Colin Timmins, H&V Portfolio Manager at BEAMA, addresses incoming requirements for TRV installations on boiler replacements.

The recent consultations on Part L of the Building Regulations for existing homes in both England and Wales propose a small but significant step forward in addressing one of the areas that can be reasonably described as low hanging fruit for better levels of energy efficiency in our homes. 

That change will make it a requirement for individual room temperature controls such as thermostatic radiator valves (TRVs) to be installed when replacing a boiler. 
It is one of the longstanding gaps in Part L, which deals with energy conservation, that the addition of TRVs when a boiler is replaced only appeared in the Domestic Building Services Compliance Guide as a ‘good practice’ recommendation. 

This is despite the fact that TRVs are a proven energy saving measure and highly cost-effective when done while the heating system is already drained down. What’s worse is that this was actually a step backwards from the 2006 regulations when systems were required to be zoned, and installing TRVs in bedrooms was a common means of compliance. 

This time round, the new version of Part L for both England and Wales proposes that a requirement for “self-regulating devices”, such as TRVs, for new systems and with boiler replacement, will be introduced as a new regulation rather than being part of guidance. 

This will actually make it a cornerstone of compliance as they will be a clear legal requirement, not just listed as something that ‘should’ be done. Of course, there are situations where such an addition to an existing system may not be technically or economically feasible but, as the Welsh regulations bluntly state, “in normal circumstances, the installation of thermostatic radiator valves in wet central heating systems is likely to be economic feasible”.

Other ways of complying are also possible, such as room thermostats in each room, which is usual with underfloor heating systems for example, but it is likely that in most cases fitting TRVs to existing radiators will be the route to comply. The terminology used in the new regulations of “self-regulating devices” has not been commonly used before and actually came about as part of negotiations in the European Union for the Energy Performance of Buildings Directive, which was revised in 2018. 

Several years before this, BEAMA and its European counterpart eu.bac had identified that regulations to drive the installation of individual temperature controls were piecemeal across Europe, despite it being an established energy saving technology that had actually been compulsory in German homes since the 70s. 

BEAMA worked on the development of a white paper explaining the benefits of such a no-regrets policy action to both the environment and consumers, as well as carrying out research and analysis to show the scale of the savings potential – both financial and in terms of carbon emissions. Ultimately these documents persuaded policy makers across Europe to address this largely missed opportunity. 

It is to the UK’s credit that, despite leaving the EU, the government has committed to implement what it previously agreed in the EPBD revision. That said, it would be hard to argue that we are working towards ‘world-leading’ environmental standards if we fell behind the rest of the EU in requirements for individual room temperature controls, which are such a simple but fundamental energy saving measure.

The new versions of Part L of the Building Regulations are due to come into force in England and Wales early in 2022. Details for Scotland and Northern Ireland are yet to be determined, but it is expected that they will follow suit in this respect. 

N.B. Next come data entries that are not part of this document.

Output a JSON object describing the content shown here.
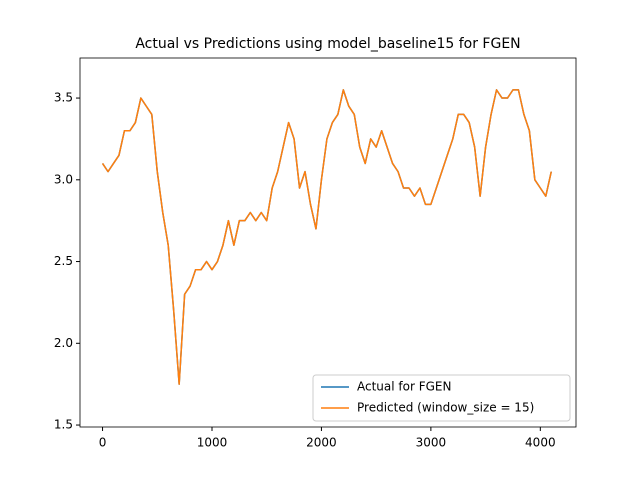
{
  "chart_data": {
    "type": "line",
    "title": "Actual vs Predictions using model_baseline15 for FGEN",
    "x": [
      0,
      50,
      100,
      150,
      200,
      250,
      300,
      350,
      400,
      450,
      500,
      550,
      600,
      650,
      700,
      750,
      800,
      850,
      900,
      950,
      1000,
      1050,
      1100,
      1150,
      1200,
      1250,
      1300,
      1350,
      1400,
      1450,
      1500,
      1550,
      1600,
      1650,
      1700,
      1750,
      1800,
      1850,
      1900,
      1950,
      2000,
      2050,
      2100,
      2150,
      2200,
      2250,
      2300,
      2350,
      2400,
      2450,
      2500,
      2550,
      2600,
      2650,
      2700,
      2750,
      2800,
      2850,
      2900,
      2950,
      3000,
      3050,
      3100,
      3150,
      3200,
      3250,
      3300,
      3350,
      3400,
      3450,
      3500,
      3550,
      3600,
      3650,
      3700,
      3750,
      3800,
      3850,
      3900,
      3950,
      4000,
      4050,
      4100
    ],
    "series": [
      {
        "name": "Actual for FGEN",
        "color": "#1f77b4",
        "values": [
          3.1,
          3.05,
          3.1,
          3.15,
          3.3,
          3.3,
          3.35,
          3.5,
          3.45,
          3.4,
          3.05,
          2.8,
          2.6,
          2.2,
          1.75,
          2.3,
          2.35,
          2.45,
          2.45,
          2.5,
          2.45,
          2.5,
          2.6,
          2.75,
          2.6,
          2.75,
          2.75,
          2.8,
          2.75,
          2.8,
          2.75,
          2.95,
          3.05,
          3.2,
          3.35,
          3.25,
          2.95,
          3.05,
          2.85,
          2.7,
          3.0,
          3.25,
          3.35,
          3.4,
          3.55,
          3.45,
          3.4,
          3.2,
          3.1,
          3.25,
          3.2,
          3.3,
          3.2,
          3.1,
          3.05,
          2.95,
          2.95,
          2.9,
          2.95,
          2.85,
          2.85,
          2.95,
          3.05,
          3.15,
          3.25,
          3.4,
          3.4,
          3.35,
          3.2,
          2.9,
          3.2,
          3.4,
          3.55,
          3.5,
          3.5,
          3.55,
          3.55,
          3.4,
          3.3,
          3.0,
          2.95,
          2.9,
          3.05
        ]
      },
      {
        "name": "Predicted (window_size = 15)",
        "color": "#ff7f0e",
        "values": [
          3.1,
          3.05,
          3.1,
          3.15,
          3.3,
          3.3,
          3.35,
          3.5,
          3.45,
          3.4,
          3.05,
          2.8,
          2.6,
          2.2,
          1.75,
          2.3,
          2.35,
          2.45,
          2.45,
          2.5,
          2.45,
          2.5,
          2.6,
          2.75,
          2.6,
          2.75,
          2.75,
          2.8,
          2.75,
          2.8,
          2.75,
          2.95,
          3.05,
          3.2,
          3.35,
          3.25,
          2.95,
          3.05,
          2.85,
          2.7,
          3.0,
          3.25,
          3.35,
          3.4,
          3.55,
          3.45,
          3.4,
          3.2,
          3.1,
          3.25,
          3.2,
          3.3,
          3.2,
          3.1,
          3.05,
          2.95,
          2.95,
          2.9,
          2.95,
          2.85,
          2.85,
          2.95,
          3.05,
          3.15,
          3.25,
          3.4,
          3.4,
          3.35,
          3.2,
          2.9,
          3.2,
          3.4,
          3.55,
          3.5,
          3.5,
          3.55,
          3.55,
          3.4,
          3.3,
          3.0,
          2.95,
          2.9,
          3.05
        ]
      }
    ],
    "xlim": [
      -206,
      4326
    ],
    "ylim": [
      1.488,
      3.745
    ],
    "xticks": [
      0,
      1000,
      2000,
      3000,
      4000
    ],
    "yticks": [
      1.5,
      {
        "value": 2,
        "label": "2.0"
      },
      2.5,
      {
        "value": 3,
        "label": "3.0"
      },
      3.5
    ],
    "legend": "lower right"
  }
}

The new regulations will be a boost to the many installers who have long considered the addition of TRVs at the time of boiler replacement to be an essential factor in providing customers with an efficient system, but have been at risk of being undercut by others content to deliver minimum standards only. At last there will be a level playing field in this respect.

A willingness to aim for best practice will still be desirable. One of the common reasons why adding TRVs to an existing system may not prove to be practical is a lack of compatibility with older radiator fittings, or simply the condition of those radiators. 

In such cases, the renewal of such radiators will benefit customers, both by facilitating the fitting of a TRV and also by removing a radiator that is likely to have poor performance compared to newer emitters, particularly if it has a build-up of sludge that has developed over time and will impact on its operation. 

As outlined at the start, this regulatory change is a small step but a very important one that will benefit householders and move us forward on the path to having more sustainable homes.